ECLI:NL:RBDHA:2021:9316
Rechtbank Den Haag
- Eerste aanleg - enkelvoudig
- Rechtspraak.nl
Afwijzing asielaanvraag en toetsing van medische zorgtoegankelijkheid in Guinee
In deze zaak heeft de Rechtbank Den Haag op 16 juni 2021 uitspraak gedaan in een asielprocedure waarbij de eiser, een Guinese nationaliteit, zijn aanvraag om uitstel van vertrek op grond van artikel 64 van de Vreemdelingenwet 2000 (Vw) had ingediend. De staatssecretaris van Justitie en Veiligheid, als verweerder, had de aanvraag afgewezen, wat leidde tot een beroepschrift van de eiser. De rechtbank ontving dit beroepschrift op 18 december 2020 en het onderzoek vond plaats op 30 april 2021 via een Skype-verbinding.
De rechtbank oordeelde dat de eiser zijn identiteit en nationaliteit niet had aangetoond met originele documenten, wat een vereiste is volgens de Vreemdelingencirculaire 2000. De rechtbank verwees naar een eerder arrest van de Afdeling bestuursrechtspraak van de Raad van State, waarin werd gesteld dat het aan de vreemdeling is om aannemelijk te maken dat hij op grond van zijn gezondheidstoestand een reëel risico loopt op schending van artikel 3 van het EVRM. De rechtbank concludeerde dat de eiser niet had aangetoond dat de medische zorg in Guinee niet toegankelijk was, en dat verweerder niet verder hoefde te onderzoeken of de medische zorg feitelijk toegankelijk was.
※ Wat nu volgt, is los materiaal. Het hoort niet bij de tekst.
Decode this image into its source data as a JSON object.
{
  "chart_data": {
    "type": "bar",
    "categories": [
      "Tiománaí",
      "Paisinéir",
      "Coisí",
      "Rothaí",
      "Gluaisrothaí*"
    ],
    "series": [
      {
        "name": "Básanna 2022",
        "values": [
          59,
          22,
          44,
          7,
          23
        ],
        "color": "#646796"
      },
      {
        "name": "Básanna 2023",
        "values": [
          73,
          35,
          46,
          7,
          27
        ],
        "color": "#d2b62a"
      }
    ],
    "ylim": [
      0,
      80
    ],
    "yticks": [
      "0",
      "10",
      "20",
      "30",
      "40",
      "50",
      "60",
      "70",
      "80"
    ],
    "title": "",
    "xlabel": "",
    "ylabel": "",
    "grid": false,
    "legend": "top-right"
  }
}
De rechtbank verklaarde het beroep ongegrond en oordeelde dat er geen aanleiding was voor een proceskostenveroordeling of vergoeding van het griffierecht. De uitspraak werd gedaan door rechter Y. Moussaoui, in aanwezigheid van griffier R.C. Kroeze. Partijen hebben de mogelijkheid om binnen vier weken hoger beroep in te stellen bij de Afdeling bestuursrechtspraak van de Raad van State.